La presenza di Jerry Seinfeld negli skit all’interno delle canzoni vuole dare una parvenza di conversazione, ma in effetti risulta un qualche cosa in più che non dà alcun valore aggiunto al disco, forse sottolineano il messaggio di certe canzoni: se non ci fossero stati non se ne sarebbe sentita la mancanza.
Il disco inizia con “The Intro about Nothing”, ed è perfetto per iniziare la conversazione con Wale. L’atmosfera si fa colloquiale tramite un uso sapiente di un piano ed un semplice snap, verso la fine il suono diventa più corposo con l’aggiunta della batteria, e Wale parla di diversi argomenti in maniera fugace, questo solo per anticiparci come il disco toccherà diverse tematiche.
Nonostante stia vivendo una parabola discendente del suo successo rispetto all’esordio, è certamente un buon rappresentante della nuova generazione e in “The Success” da buon rapper, elogia le proprie capacità di MC. La base ricorda molto lo stile del Just Blaze di Jay Z, peccato però che tenda un po a essere ripetitiva. Ma questo successo porta dei cambiamenti nella persona che lo vive, ed influisce anche sui rapporti che si hanno con le persone, ecco che questo senso di precarietà viene rappato in “The Glass Egg” facendone una canzone molto piacevole e melodica, complice l’uso del flow simile a quello della hit “Tell Me” dei The Groove.
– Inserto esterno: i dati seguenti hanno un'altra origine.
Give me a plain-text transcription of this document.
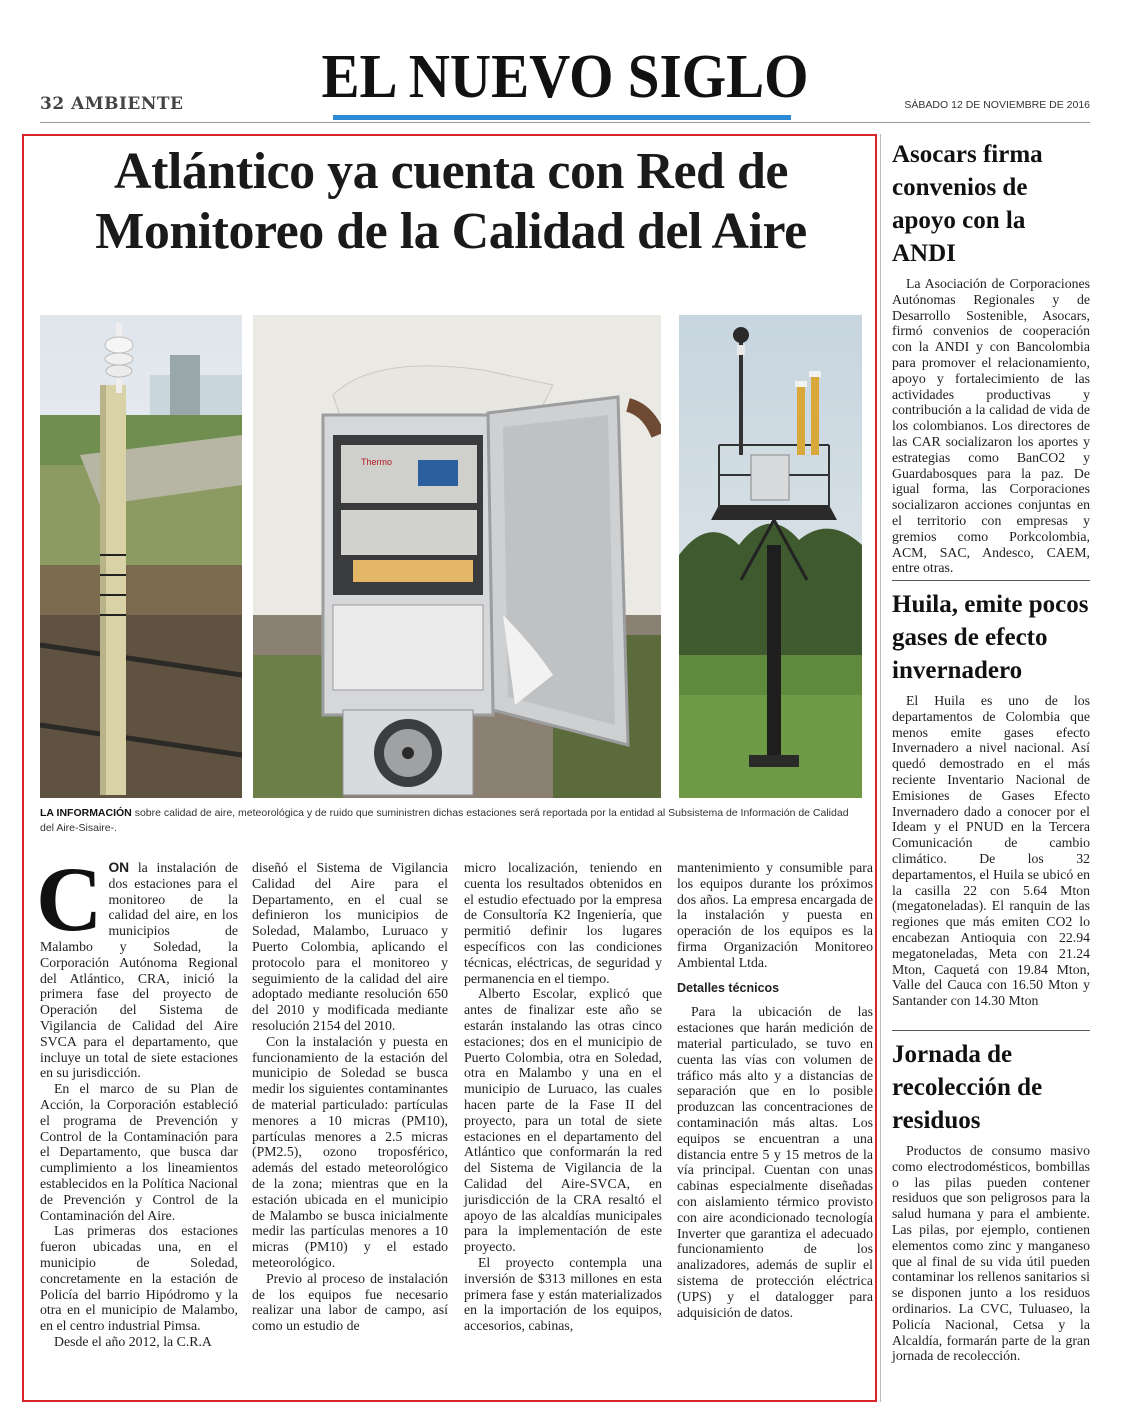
32 AMBIENTE EL NUEVO SIGLO	SÁBADO 12 DE NOVIEMBRE DE 2016
Atlántico ya cuenta con Red de
Monitoreo de la Calidad del Aire
Thermo
LA INFORMACIÓN sobre calidad de aire, meteorológica y de ruido que suministren dichas estaciones será reportada por la entidad al Subsistema de Información de Calidad del Aire-Sisaire-.

CON la instalación de dos estaciones para el monitoreo de la calidad del aire, en los municipios de Malambo y Soledad, la Corporación Autónoma Regional del Atlántico, CRA, inició la primera fase del proyecto de Operación del Sistema de Vigilancia de Calidad del Aire SVCA para el departamento, que incluye un total de siete estaciones en su jurisdicción.

En el marco de su Plan de Acción, la Corporación estableció el programa de Prevención y Control de la Contaminación para el Departamento, que busca dar cumplimiento a los lineamientos establecidos en la Política Nacional de Prevención y Control de la Contaminación del Aire.

Las primeras dos estaciones fueron ubicadas una, en el municipio de Soledad, concretamente en la estación de Policía del barrio Hipódromo y la otra en el municipio de Malambo, en el centro industrial Pimsa.

Desde el año 2012, la C.R.A

diseñó el Sistema de Vigilancia Calidad del Aire para el Departamento, en el cual se definieron los municipios de Soledad, Malambo, Luruaco y Puerto Colombia, aplicando el protocolo para el monitoreo y seguimiento de la calidad del aire adoptado mediante resolución 650 del 2010 y modificada mediante resolución 2154 del 2010.

Con la instalación y puesta en funcionamiento de la estación del municipio de Soledad se busca medir los siguientes contaminantes de material particulado: partículas menores a 10 micras (PM10), partículas menores a 2.5 micras (PM2.5), ozono troposférico, además del estado meteorológico de la zona; mientras que en la estación ubicada en el municipio de Malambo se busca inicialmente medir las partículas menores a 10 micras (PM10) y el estado meteorológico.

Previo al proceso de instalación de los equipos fue necesario realizar una labor de campo, así como un estudio de

micro localización, teniendo en cuenta los resultados obtenidos en el estudio efectuado por la empresa de Consultoría K2 Ingeniería, que permitió definir los lugares específicos con las condiciones técnicas, eléctricas, de seguridad y permanencia en el tiempo.

Alberto Escolar, explicó que antes de finalizar este año se estarán instalando las otras cinco estaciones; dos en el municipio de Puerto Colombia, otra en Soledad, otra en Malambo y una en el municipio de Luruaco, las cuales hacen parte de la Fase II del proyecto, para un total de siete estaciones en el departamento del Atlántico que conformarán la red del Sistema de Vigilancia de la Calidad del Aire-SVCA, en jurisdicción de la CRA resaltó el apoyo de las alcaldías municipales para la implementación de este proyecto.

El proyecto contempla una inversión de $313 millones en esta primera fase y están materializados en la importación de los equipos, accesorios, cabinas,

mantenimiento y consumible para los equipos durante los próximos dos años. La empresa encargada de la instalación y puesta en operación de los equipos es la firma Organización Monitoreo Ambiental Ltda.

Detalles técnicos

Para la ubicación de las estaciones que harán medición de material particulado, se tuvo en cuenta las vías con volumen de tráfico más alto y a distancias de separación que en lo posible produzcan las concentraciones de contaminación más altas. Los equipos se encuentran a una distancia entre 5 y 15 metros de la vía principal. Cuentan con unas cabinas especialmente diseñadas con aislamiento térmico provisto con aire acondicionado tecnología Inverter que garantiza el adecuado funcionamiento de los analizadores, además de suplir el sistema de protección eléctrica (UPS) y el datalogger para adquisición de datos.

Asocars firma convenios de apoyo con la ANDI

La Asociación de Corporaciones Autónomas Regionales y de Desarrollo Sostenible, Asocars, firmó convenios de cooperación con la ANDI y con Bancolombia para promover el relacionamiento, apoyo y fortalecimiento de las actividades productivas y contribución a la calidad de vida de los colombianos. Los directores de las CAR socializaron los aportes y estrategias como BanCO2 y Guardabosques para la paz. De igual forma, las Corporaciones socializaron acciones conjuntas en el territorio con empresas y gremios como Porkcolombia, ACM, SAC, Andesco, CAEM, entre otras.

Huila, emite pocos gases de efecto invernadero

El Huila es uno de los departamentos de Colombia que menos emite gases efecto Invernadero a nivel nacional. Así quedó demostrado en el más reciente Inventario Nacional de Emisiones de Gases Efecto Invernadero dado a conocer por el Ideam y el PNUD en la Tercera Comunicación de cambio climático. De los 32 departamentos, el Huila se ubicó en la casilla 22 con 5.64 Mton (megatoneladas). El ranquin de las regiones que más emiten CO2 lo encabezan Antioquia con 22.94 megatoneladas, Meta con 21.24 Mton, Caquetá con 19.84 Mton, Valle del Cauca con 16.50 Mton y Santander con 14.30 Mton

Jornada de recolección de residuos

Productos de consumo masivo como electrodomésticos, bombillas o las pilas pueden contener residuos que son peligrosos para la salud humana y para el ambiente. Las pilas, por ejemplo, contienen elementos como zinc y manganeso que al final de su vida útil pueden contaminar los rellenos sanitarios si se disponen junto a los residuos ordinarios. La CVC, Tuluaseo, la Policía Nacional, Cetsa y la Alcaldía, formarán parte de la gran jornada de recolección.
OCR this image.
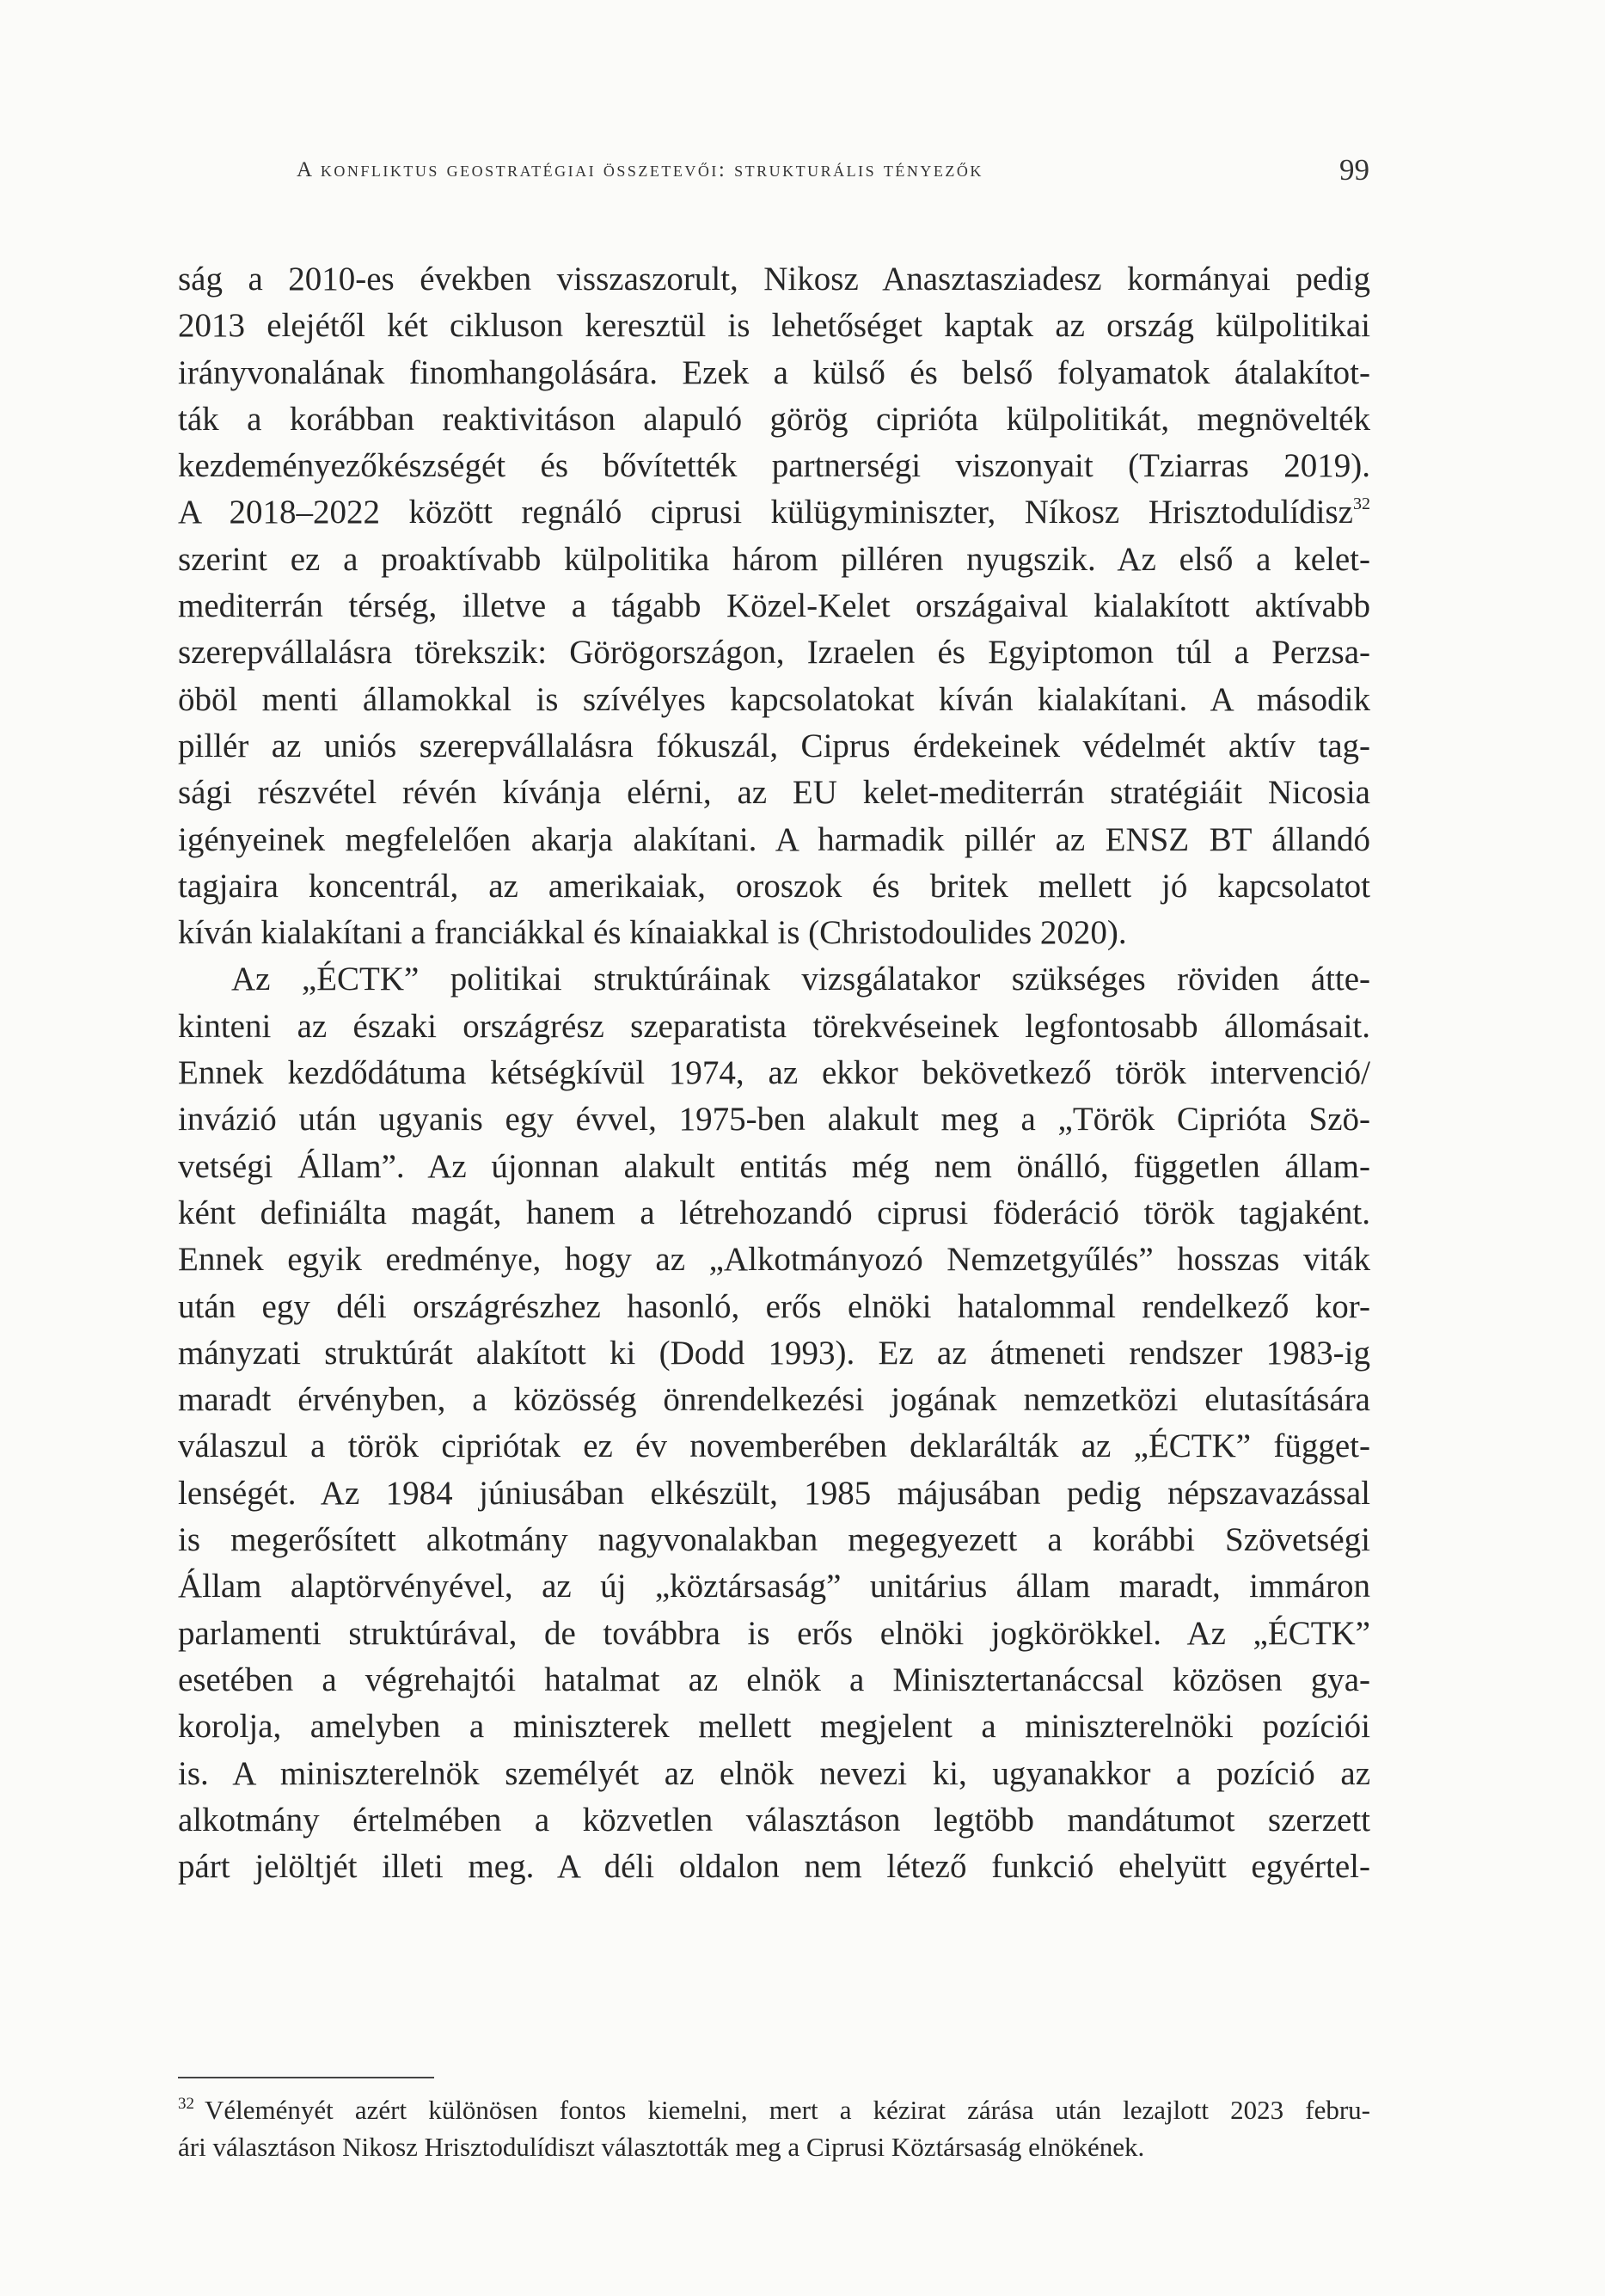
A konfliktus geostratégiai összetevői: strukturális tényezők	99
ság a 2010-es években visszaszorult, Nikosz Anasztasziadesz kormányai pedig
2013 elejétől két cikluson keresztül is lehetőséget kaptak az ország külpolitikai
irányvonalának finomhangolására. Ezek a külső és belső folyamatok átalakítot-
ták a korábban reaktivitáson alapuló görög ciprióta külpolitikát, megnövelték
kezdeményezőkészségét és bővítették partnerségi viszonyait (Tziarras 2019).
A 2018–2022 között regnáló ciprusi külügyminiszter, Níkosz Hrisztodulídisz$^{32}$
szerint ez a proaktívabb külpolitika három pilléren nyugszik. Az első a kelet-
mediterrán térség, illetve a tágabb Közel-Kelet országaival kialakított aktívabb
szerepvállalásra törekszik: Görögországon, Izraelen és Egyiptomon túl a Perzsa-
öböl menti államokkal is szívélyes kapcsolatokat kíván kialakítani. A második
pillér az uniós szerepvállalásra fókuszál, Ciprus érdekeinek védelmét aktív tag-
sági részvétel révén kívánja elérni, az EU kelet-mediterrán stratégiáit Nicosia
igényeinek megfelelően akarja alakítani. A harmadik pillér az ENSZ BT állandó
tagjaira koncentrál, az amerikaiak, oroszok és britek mellett jó kapcsolatot
kíván kialakítani a franciákkal és kínaiakkal is (Christodoulides 2020).
Az „ÉCTK” politikai struktúráinak vizsgálatakor szükséges röviden átte-
kinteni az északi országrész szeparatista törekvéseinek legfontosabb állomásait.
Ennek kezdődátuma kétségkívül 1974, az ekkor bekövetkező török intervenció/
invázió után ugyanis egy évvel, 1975-ben alakult meg a „Török Ciprióta Szö-
vetségi Állam”. Az újonnan alakult entitás még nem önálló, független állam-
ként definiálta magát, hanem a létrehozandó ciprusi föderáció török tagjaként.
Ennek egyik eredménye, hogy az „Alkotmányozó Nemzetgyűlés” hosszas viták
után egy déli országrészhez hasonló, erős elnöki hatalommal rendelkező kor-
mányzati struktúrát alakított ki (Dodd 1993). Ez az átmeneti rendszer 1983-ig
maradt érvényben, a közösség önrendelkezési jogának nemzetközi elutasítására
válaszul a török cipriótak ez év novemberében deklarálták az „ÉCTK” függet-
lenségét. Az 1984 júniusában elkészült, 1985 májusában pedig népszavazással
is megerősített alkotmány nagyvonalakban megegyezett a korábbi Szövetségi
Állam alaptörvényével, az új „köztársaság” unitárius állam maradt, immáron
parlamenti struktúrával, de továbbra is erős elnöki jogkörökkel. Az „ÉCTK”
esetében a végrehajtói hatalmat az elnök a Minisztertanáccsal közösen gya-
korolja, amelyben a miniszterek mellett megjelent a miniszterelnöki pozíciói
is. A miniszterelnök személyét az elnök nevezi ki, ugyanakkor a pozíció az
alkotmány értelmében a közvetlen választáson legtöbb mandátumot szerzett
párt jelöltjét illeti meg. A déli oldalon nem létező funkció ehelyütt egyértel-
$^{32}$ Véleményét azért különösen fontos kiemelni, mert a kézirat zárása után lezajlott 2023 febru-
ári választáson Nikosz Hrisztodulídiszt választották meg a Ciprusi Köztársaság elnökének.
Ho trovato particolarmente azzeccato l’uso della metafora del palloncino in “Helium Baloon”. Il successo porta a gonfiare il palloncino (lui stesso) ma molti cercano di trattenerlo a terra, presumibilmente per invidia, peccato che la base risulti un po’ ruvida, poco fluida e rende la canzone forse la meno melodica dell’intero disco.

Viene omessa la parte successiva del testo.